Marcas apostam em análise de DNA e robô para fazer curadoria de playlists

Serviços de música em smatphone - Jenny Kane/Associated Press
São Paulo

Não basta armazenar suas escolhas para acertar na indicação da próxima música, algumas empresas estão investindo em inteligência artificial e apelando até para os ancestrais de seus clientes para a playlist perfeita. 

O Spotify fez uma parceria com a AncestryDNA, uma empresa americana que vende um kit para coleta de DNA em casa e analisa a origem étnica deles. Com o resultado pronto, uma lista de músicas dos países de origem da família é criada.

Já o francês Deezer em investido na inteligência artificial para melhor o sistema de previsão da plataforma. 

Um paper publicado por desenvolvedores da empresa na plataforma Arxiv, da Univesidade Cornell, relata um experimento onde um robô é ensinado a detectar emoções em uma música, unindo um banco de dados de 14 mil palavras associadas a negatividade ou positividade, a um banco de letras de canções.

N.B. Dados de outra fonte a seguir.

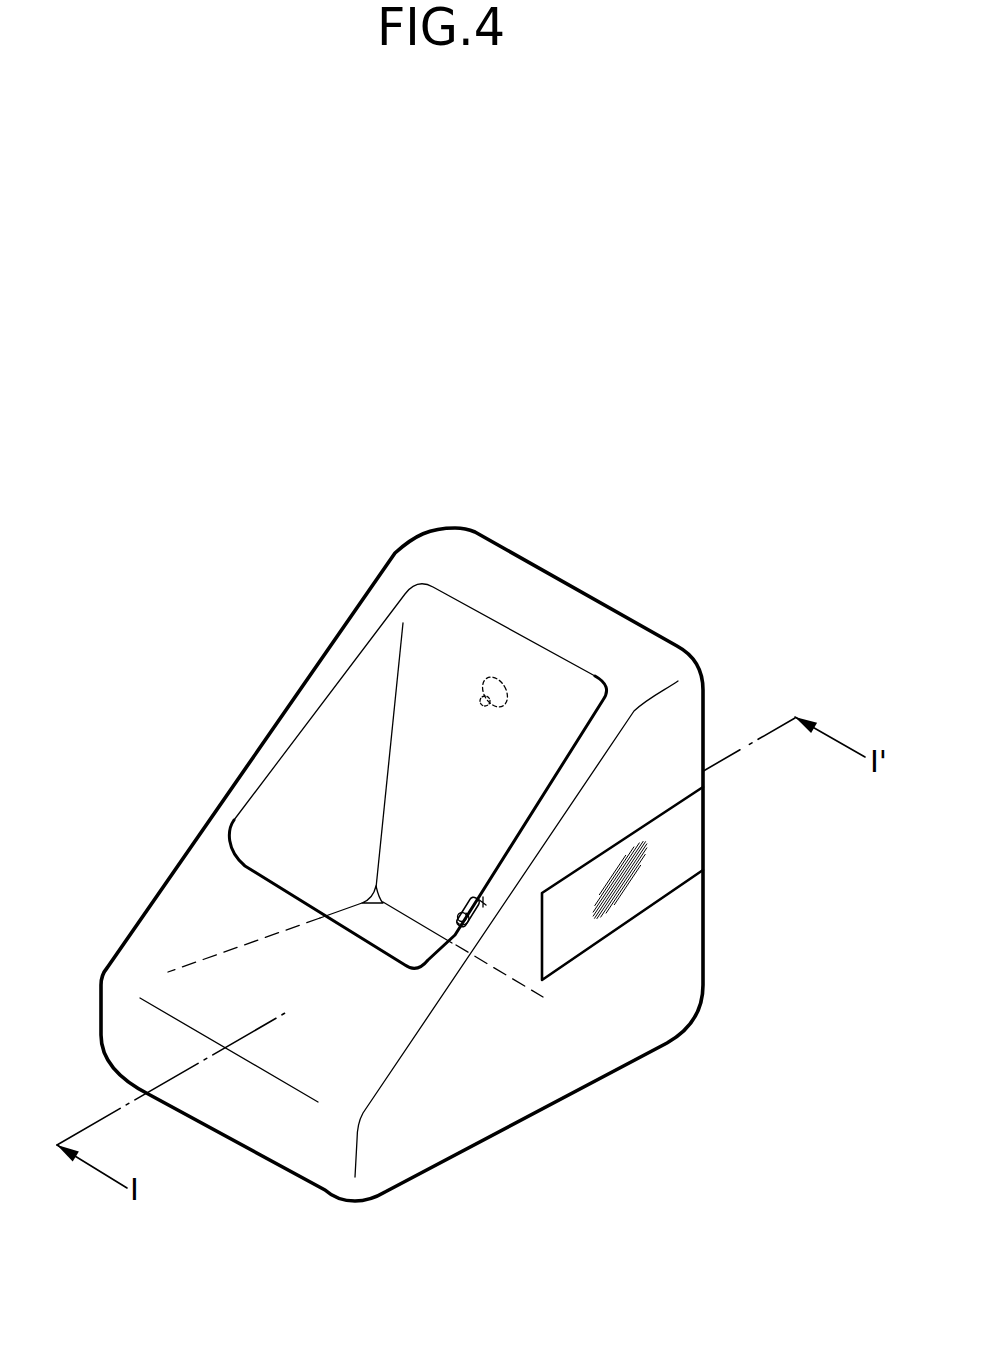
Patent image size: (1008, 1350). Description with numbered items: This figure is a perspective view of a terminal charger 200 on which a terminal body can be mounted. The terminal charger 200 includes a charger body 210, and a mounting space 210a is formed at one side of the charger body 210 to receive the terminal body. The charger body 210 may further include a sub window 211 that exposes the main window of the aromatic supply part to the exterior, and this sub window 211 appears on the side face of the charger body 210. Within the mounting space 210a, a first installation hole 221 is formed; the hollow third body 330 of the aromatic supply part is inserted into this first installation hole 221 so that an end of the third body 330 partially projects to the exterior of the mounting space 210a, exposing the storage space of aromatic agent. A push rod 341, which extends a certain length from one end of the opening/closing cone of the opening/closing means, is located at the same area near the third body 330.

The terminal charger 200 is at (328, 427).
The charger body 210 is at (403, 1155).
The mounting space 210a is at (286, 814).
The sub window 211 is at (653, 880).
The first installation hole 221 is at (483, 902).
The third body 330 is at (483, 920).
The push rod 341 is at (458, 928).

O resultado apontou resultados bastante positivos, mas os pesquisadores afirmam que o sistema teria mais eficiência  se utilizasse um único banco de dados, sincronizado. 

A ideia é que, no futuro, o software seja mais preciso ao escolher músicas de acordo com o humor de cada usuário, sem curadoria humana.

Em maio, desenvolvedores do instituto de pesquisas do Facebook criaram um sistema capaz de interpretar canções e extrair seus elementos básicos, sem levar em conta o estilo ou ritmo, apenas a forma como a música é composta.

Para testar a eficiência, os pesquisadores reproduziram uma música de Rihanna sobre uma composição de Mozart, ao que a máquina encontrou um encaixe perfeito.